1. On the first appointment, educate the patient about tooth cracks to allow him or her to decide which treatment options will be best.
2. Use a Tooth Slooth or similar device to locate the defective cusp or cusps. See pic below, it shows the device and its use and action
3. Prepare the tooth, make an impression, place a provisional restoration, and seat the
provisional restoration with abundant cement, usually eugenol. Some noneugenol provisional cements can cause tooth sensitivity after a few days of service, as well as leakage.
4. Call the patient about two days later, after the trauma of preparing the tooth and managing the soft tissue has subsided.
5. Instruct the patient to do the following while the dentist, dental assistant, or front desk person is on the phone: find a wooden pencil, place it on the occlusal surface of the provisional restoration, and bite with significant force on the provisional restoration while rocking side to side and forward and back.
6. Ask the patient if there is pain. If the tooth has a superficial crack into the dentin only, he or she will not feel pain.
7. Assuming the patient does not feel pain, tell your lab to make the crown or onlay.
8. Tell the patient and office staff to make the restoration seating appointment about two weeks later to seat the crown.
9. After desensitizing the tooth with Gluma from Heraeus or a similar product, seat the restoration with a relatively atraumatic, nonsensitizing cement such as RelyX Luting from 3M ESPE or Fuji Cem from GC America.

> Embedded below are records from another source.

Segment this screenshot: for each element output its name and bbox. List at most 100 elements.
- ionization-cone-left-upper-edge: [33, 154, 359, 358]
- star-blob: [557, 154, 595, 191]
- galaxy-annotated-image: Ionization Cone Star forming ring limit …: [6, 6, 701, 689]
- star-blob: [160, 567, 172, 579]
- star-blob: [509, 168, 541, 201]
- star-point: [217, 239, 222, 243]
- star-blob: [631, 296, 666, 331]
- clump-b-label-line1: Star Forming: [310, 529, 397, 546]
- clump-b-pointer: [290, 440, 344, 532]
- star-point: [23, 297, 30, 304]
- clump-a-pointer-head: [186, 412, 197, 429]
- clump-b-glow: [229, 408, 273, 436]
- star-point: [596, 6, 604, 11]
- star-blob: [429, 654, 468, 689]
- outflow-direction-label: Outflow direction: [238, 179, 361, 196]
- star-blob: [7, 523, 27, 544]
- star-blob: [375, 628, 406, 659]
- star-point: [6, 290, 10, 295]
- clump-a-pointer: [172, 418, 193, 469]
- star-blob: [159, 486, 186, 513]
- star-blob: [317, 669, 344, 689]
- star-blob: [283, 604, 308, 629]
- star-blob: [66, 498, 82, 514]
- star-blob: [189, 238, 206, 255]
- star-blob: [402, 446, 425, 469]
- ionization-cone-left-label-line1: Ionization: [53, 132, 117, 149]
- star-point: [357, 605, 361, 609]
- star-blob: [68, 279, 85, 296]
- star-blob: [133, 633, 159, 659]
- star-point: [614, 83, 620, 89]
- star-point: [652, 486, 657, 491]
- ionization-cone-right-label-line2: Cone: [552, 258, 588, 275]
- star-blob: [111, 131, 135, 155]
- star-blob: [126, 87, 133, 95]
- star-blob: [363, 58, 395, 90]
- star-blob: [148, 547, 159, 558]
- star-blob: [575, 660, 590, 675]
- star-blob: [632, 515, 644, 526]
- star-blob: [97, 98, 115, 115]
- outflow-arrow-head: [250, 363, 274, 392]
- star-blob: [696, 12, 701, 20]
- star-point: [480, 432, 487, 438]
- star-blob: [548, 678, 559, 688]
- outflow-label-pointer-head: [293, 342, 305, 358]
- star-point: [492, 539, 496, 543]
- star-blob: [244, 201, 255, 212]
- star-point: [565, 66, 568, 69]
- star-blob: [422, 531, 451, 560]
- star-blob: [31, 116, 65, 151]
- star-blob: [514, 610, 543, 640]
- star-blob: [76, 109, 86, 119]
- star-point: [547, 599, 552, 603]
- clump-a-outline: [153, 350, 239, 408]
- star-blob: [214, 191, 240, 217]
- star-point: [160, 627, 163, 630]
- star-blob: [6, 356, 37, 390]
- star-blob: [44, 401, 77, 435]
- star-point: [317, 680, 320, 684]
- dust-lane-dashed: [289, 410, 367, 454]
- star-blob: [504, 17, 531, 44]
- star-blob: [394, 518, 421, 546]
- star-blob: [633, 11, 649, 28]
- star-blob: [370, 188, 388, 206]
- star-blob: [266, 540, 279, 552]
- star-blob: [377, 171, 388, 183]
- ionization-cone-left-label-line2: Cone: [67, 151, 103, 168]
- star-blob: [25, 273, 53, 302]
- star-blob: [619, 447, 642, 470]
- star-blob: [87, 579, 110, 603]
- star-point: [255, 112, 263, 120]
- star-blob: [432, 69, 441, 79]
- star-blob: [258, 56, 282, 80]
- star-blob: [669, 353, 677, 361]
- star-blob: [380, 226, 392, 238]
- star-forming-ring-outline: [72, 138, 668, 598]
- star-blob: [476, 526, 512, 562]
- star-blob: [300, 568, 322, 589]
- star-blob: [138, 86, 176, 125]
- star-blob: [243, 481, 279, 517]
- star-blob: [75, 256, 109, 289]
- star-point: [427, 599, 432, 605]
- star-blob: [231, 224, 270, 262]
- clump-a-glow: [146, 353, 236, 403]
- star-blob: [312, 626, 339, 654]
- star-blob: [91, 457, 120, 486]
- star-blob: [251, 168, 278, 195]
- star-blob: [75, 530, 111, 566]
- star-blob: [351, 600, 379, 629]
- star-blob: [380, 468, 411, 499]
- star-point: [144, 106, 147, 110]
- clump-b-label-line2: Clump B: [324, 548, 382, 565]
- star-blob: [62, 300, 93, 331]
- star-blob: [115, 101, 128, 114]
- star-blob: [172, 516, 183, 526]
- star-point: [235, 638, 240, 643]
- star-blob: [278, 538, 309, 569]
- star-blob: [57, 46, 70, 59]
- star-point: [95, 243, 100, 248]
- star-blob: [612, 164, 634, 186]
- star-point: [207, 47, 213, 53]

10. Now, going back to step No. 5, the phone call after the tooth preparation – if the patient still has pain when biting on the wooden pencil, the tooth probably has a crack either into the pulp or deeply under the bone.
11. Appoint the patient for a candid discussion about whether to do endodontic therapy and the needed restorative dentistry or to extract the tooth. Now I prefer to remove the tooth and place an implant with the necessary restorative dentistry. Before implants became mainstream, that would not have been my choice many years ago. Continuing with a root canal and the needed restorative dentistry has many potential reasons for failure on this type of tooth, but I have had success some of the time.